The tourney on Alma and Rupert are on Tuesdays and they switch each week. A tourney on rupert will most time take around 7 to 8 lbs to win. Where as Alma it will take around 3 to 3.5 lbs to win on Alma. Alma was fished all last year in tourneys and there was not a fish over 2.5 lbs weighted in. Where Rupert had a few over five weighed in. I live five minutes from Alma and never fish it after the water gets above 50 degrees the fish shut off at that temp on that lake. I like Rupert much better, but on the other hand fished Rocky Fork yesterday in the wind and I will be going back there soon when the wind is not as bad. Theres my .02 cents on the lakes


----------



## lordofthepunks (Feb 24, 2009)

alma has been on the decrease for the last few years as far as the size of bass is concerned, im sure there are still some hogs in there but they are few and far between, the lake is overrun with 10 to 12 inch bass. alma is so small, its about like a pond that goes unmanaged, quality peaks at a certain point then starts to decrease, there are too many small fish in there and not enough big fish to thin them out. because the # of bass is so great there is much more competition for food and they dont grow as large, the bass population needs to be thinned out. maybe if they stocked some musky in there or just drained it one year and started fresh it could be replinished. i dont know, just speculating.


----------



## JignPig Guide (Aug 3, 2007)

noodle8177 said:


> The tourney on Alma and Rupert are on Tuesdays and they switch each week. A tourney on rupert will most time take around 7 to 8 lbs to win. Where as Alma it will take around 3 to 3.5 lbs to win on Alma. Alma was fished all last year in tourneys and there was not a fish over 2.5 lbs weighted in. Where Rupert had a few over five weighed in. I live five minutes from Alma and never fish it after the water gets above 50 degrees the fish shut off at that temp on that lake. I like Rupert much better, but on the other hand fished Rocky Fork yesterday in the wind and I will be going back there soon when the wind is not as bad. Theres my .02 cents on the lakes


Thanks for the reply and info noodle.
It was nice seeing you again on the water the other week. You're a cool dude fish catchin' machine. It's good to see some of the guys from the site out on the water.
I don't know when I'll make it down to your area again.
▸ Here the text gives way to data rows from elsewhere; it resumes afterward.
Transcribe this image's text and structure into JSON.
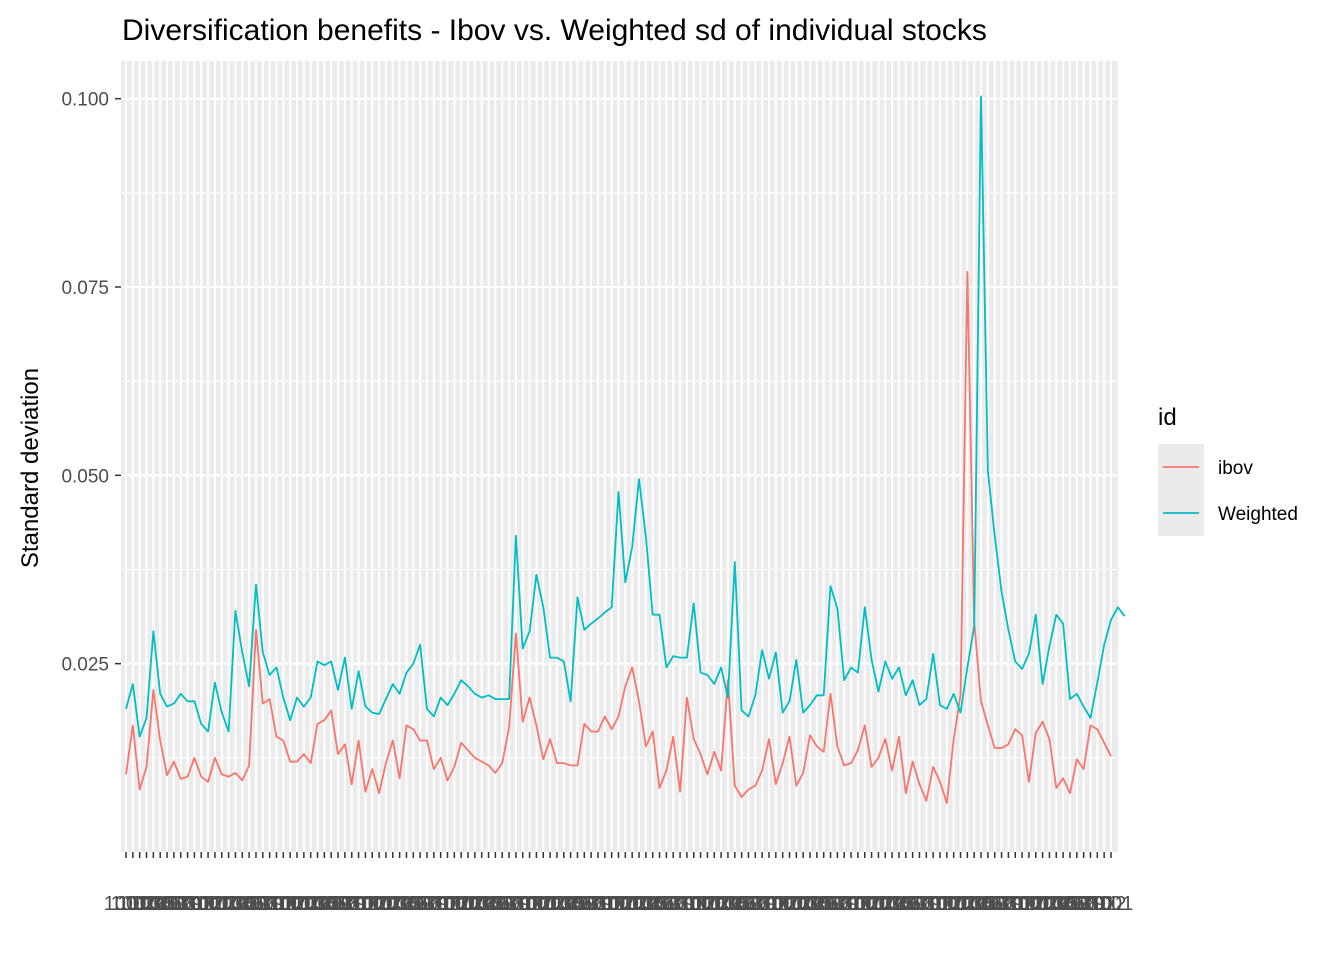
{
  "chart_data": {
    "type": "line",
    "title": "Diversification  benefits - Ibov vs. Weighted sd of individual stocks",
    "xlabel": "",
    "ylabel": "Standard deviation",
    "ylim": [
      0.0,
      0.105
    ],
    "yticks": [
      0.025,
      0.05,
      0.075,
      0.1
    ],
    "ytick_labels": [
      "0.025",
      "0.050",
      "0.075",
      "0.100"
    ],
    "x_tick_label_pattern": [
      "1001",
      "1002",
      "1003",
      "1004",
      "1005",
      "1006",
      "1007",
      "1008",
      "1009",
      "1010",
      "1011",
      "1012"
    ],
    "grid": true,
    "legend": {
      "title": "id",
      "position": "right",
      "entries": [
        "ibov",
        "Weighted"
      ]
    },
    "colors": {
      "ibov": "#F8766D",
      "Weighted": "#00BFC4",
      "panel_background": "#EBEBEB",
      "grid": "#FFFFFF"
    },
    "series": [
      {
        "name": "ibov",
        "values": [
          0.0103,
          0.0168,
          0.0083,
          0.0113,
          0.0215,
          0.0148,
          0.0102,
          0.012,
          0.0097,
          0.01,
          0.0125,
          0.01,
          0.0093,
          0.0125,
          0.0103,
          0.01,
          0.0105,
          0.0095,
          0.0115,
          0.0295,
          0.0197,
          0.0203,
          0.0153,
          0.0148,
          0.012,
          0.012,
          0.013,
          0.0118,
          0.017,
          0.0175,
          0.0188,
          0.013,
          0.0143,
          0.009,
          0.0148,
          0.008,
          0.011,
          0.0078,
          0.0118,
          0.0148,
          0.0098,
          0.0168,
          0.0163,
          0.0148,
          0.0148,
          0.011,
          0.0125,
          0.0095,
          0.0113,
          0.0145,
          0.0135,
          0.0125,
          0.012,
          0.0115,
          0.0105,
          0.0118,
          0.0165,
          0.029,
          0.0173,
          0.0205,
          0.0168,
          0.0123,
          0.015,
          0.0118,
          0.0118,
          0.0115,
          0.0115,
          0.017,
          0.016,
          0.016,
          0.018,
          0.0163,
          0.018,
          0.022,
          0.0245,
          0.02,
          0.014,
          0.016,
          0.0085,
          0.0108,
          0.0153,
          0.008,
          0.0205,
          0.015,
          0.013,
          0.0103,
          0.0133,
          0.0108,
          0.0228,
          0.0088,
          0.0073,
          0.0083,
          0.0088,
          0.0108,
          0.015,
          0.009,
          0.0118,
          0.0153,
          0.0088,
          0.0105,
          0.0155,
          0.014,
          0.0133,
          0.021,
          0.014,
          0.0115,
          0.0118,
          0.0135,
          0.0168,
          0.0113,
          0.0125,
          0.015,
          0.0108,
          0.0153,
          0.0078,
          0.012,
          0.009,
          0.0068,
          0.0113,
          0.0093,
          0.0065,
          0.015,
          0.0208,
          0.077,
          0.0305,
          0.02,
          0.0168,
          0.0138,
          0.0138,
          0.0143,
          0.0163,
          0.0155,
          0.0093,
          0.0158,
          0.0173,
          0.015,
          0.0085,
          0.0098,
          0.0078,
          0.0123,
          0.011,
          0.0168,
          0.0163,
          0.0145,
          0.0127
        ]
      },
      {
        "name": "Weighted",
        "values": [
          0.019,
          0.0223,
          0.0153,
          0.0178,
          0.0293,
          0.021,
          0.0193,
          0.0197,
          0.021,
          0.02,
          0.02,
          0.017,
          0.016,
          0.0225,
          0.0185,
          0.016,
          0.032,
          0.0265,
          0.022,
          0.0355,
          0.0265,
          0.0235,
          0.0245,
          0.0205,
          0.0175,
          0.0205,
          0.0193,
          0.0205,
          0.0253,
          0.0248,
          0.0253,
          0.0215,
          0.0258,
          0.019,
          0.024,
          0.0193,
          0.0185,
          0.0183,
          0.0203,
          0.0223,
          0.021,
          0.0238,
          0.025,
          0.0275,
          0.019,
          0.018,
          0.0205,
          0.0195,
          0.021,
          0.0228,
          0.022,
          0.021,
          0.0205,
          0.0208,
          0.0203,
          0.0203,
          0.0203,
          0.042,
          0.027,
          0.0293,
          0.0368,
          0.0325,
          0.0258,
          0.0258,
          0.0253,
          0.02,
          0.0338,
          0.0295,
          0.0303,
          0.031,
          0.0318,
          0.0325,
          0.0478,
          0.0358,
          0.0405,
          0.0495,
          0.0418,
          0.0315,
          0.0315,
          0.0245,
          0.026,
          0.0258,
          0.0258,
          0.033,
          0.0238,
          0.0235,
          0.0223,
          0.0245,
          0.0205,
          0.0385,
          0.0188,
          0.018,
          0.0208,
          0.0268,
          0.023,
          0.0265,
          0.0185,
          0.02,
          0.0255,
          0.0185,
          0.0195,
          0.0208,
          0.0208,
          0.0353,
          0.0323,
          0.0228,
          0.0245,
          0.0238,
          0.0325,
          0.0255,
          0.0213,
          0.0253,
          0.023,
          0.0245,
          0.0208,
          0.0228,
          0.0195,
          0.0203,
          0.0263,
          0.0195,
          0.019,
          0.021,
          0.0185,
          0.0245,
          0.03,
          0.1003,
          0.0505,
          0.042,
          0.0345,
          0.0295,
          0.0253,
          0.0243,
          0.0263,
          0.0315,
          0.0223,
          0.0273,
          0.0315,
          0.0303,
          0.0203,
          0.021,
          0.0193,
          0.0178,
          0.0225,
          0.0275,
          0.0308,
          0.0325,
          0.0313
        ]
      }
    ]
  }
}
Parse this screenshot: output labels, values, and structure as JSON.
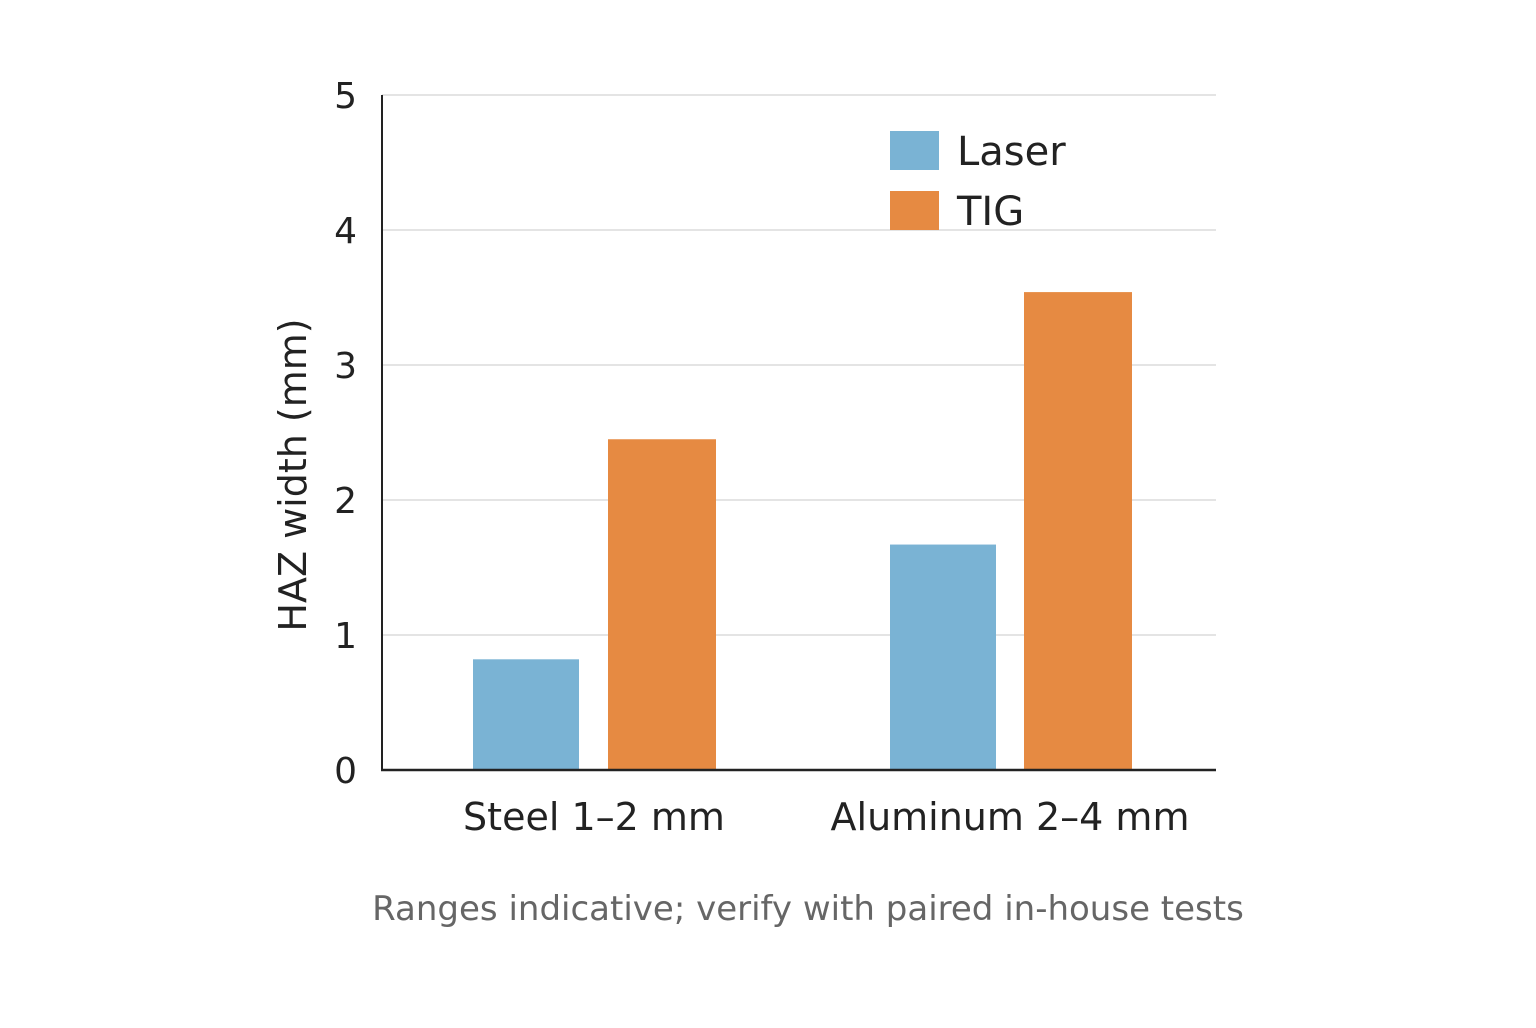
{
  "chart_data": {
    "type": "bar",
    "title": "",
    "xlabel": "",
    "ylabel": "HAZ width (mm)",
    "ylim": [
      0,
      5
    ],
    "yticks": [
      0,
      1,
      2,
      3,
      4,
      5
    ],
    "grid": true,
    "legend_position": "top-right",
    "categories": [
      "Steel 1–2 mm",
      "Aluminum 2–4 mm"
    ],
    "series": [
      {
        "name": "Laser",
        "color": "#7ab3d4",
        "values": [
          0.82,
          1.67
        ]
      },
      {
        "name": "TIG",
        "color": "#e68a42",
        "values": [
          2.45,
          3.54
        ]
      }
    ],
    "note": "Ranges indicative; verify with paired in-house tests"
  }
}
I might let you know and we'll hit it together.
Good luck...


----------



## noodle8177 (Sep 24, 2007)

Yea let me know and we can hit a lake somewhere here i am thinking of going back to Rocky Fork Monday and try my luck at some saugeye, Friend caught 18 there today. Good luck to all!!!!


----------



## striperswiper (Oct 14, 2008)

well i live just a few mins away from alma and rupert aLSO and i have been fishing the lake for about 3-5years i have found the best time to fish it is in the summer around the island i was there the other day and caught 4 2+lb bass and tons of bluegill 2or 3 crappie (Nothing to brag about) and maybe 6 channel cats the biggest being around 2lbs you just have to know what to use and where to fish in lake alma if you stop and think fish arent as stupid as ppl make them to be they recognize somthing tjhat has caught them before well bluegill are kinda dumb but thats besides the point i tend to use something differen every time i go which is very often i use a big variety of bait from live to artificial if you try different spots with diferent bait you will eventually match a spot with a certain baiti have fished one spot on the island with chicken liver for10+mins move down the island maybe200feet and slay the catfish all night long the next day they could be on the other side of the lake you see the mistake people make is that they tend to fish in the same general area with this lake you have to fish different area on somedays ive fished one spot and cauht fish for maybe 20min then they stop and move on the other side of the lake and catch them for 5min then the same with the nxt spot lake alma is so heavily fished that its running very low on its fish count ive seen people walk outta there with 5Gal. bucket fulls of fish 2or3 of them and they take the smallest fish like under5"!!!!!!1 this is why fishing is worse every year if they would post some signs on some regulations maybe it would help maybe bag limits or even slot limits i think they need to try something a few more years of this What we no as Lake Alma today will Be Just A big puddle of water !!this is just my oppinion of the lake!!


----------



## JignPig Guide (Aug 3, 2007)

striperswiper said:


> i was there the other day and caught 4 2+lb bass and tons of bluegill 2or 3 crappie (Nothing to brag about) and maybe 6 channel cats the biggest being around 2lbs


Four bass over 2-pounds in one day? An over eight pound or over nine pound bag of bass is Ohio is a real good day.


----------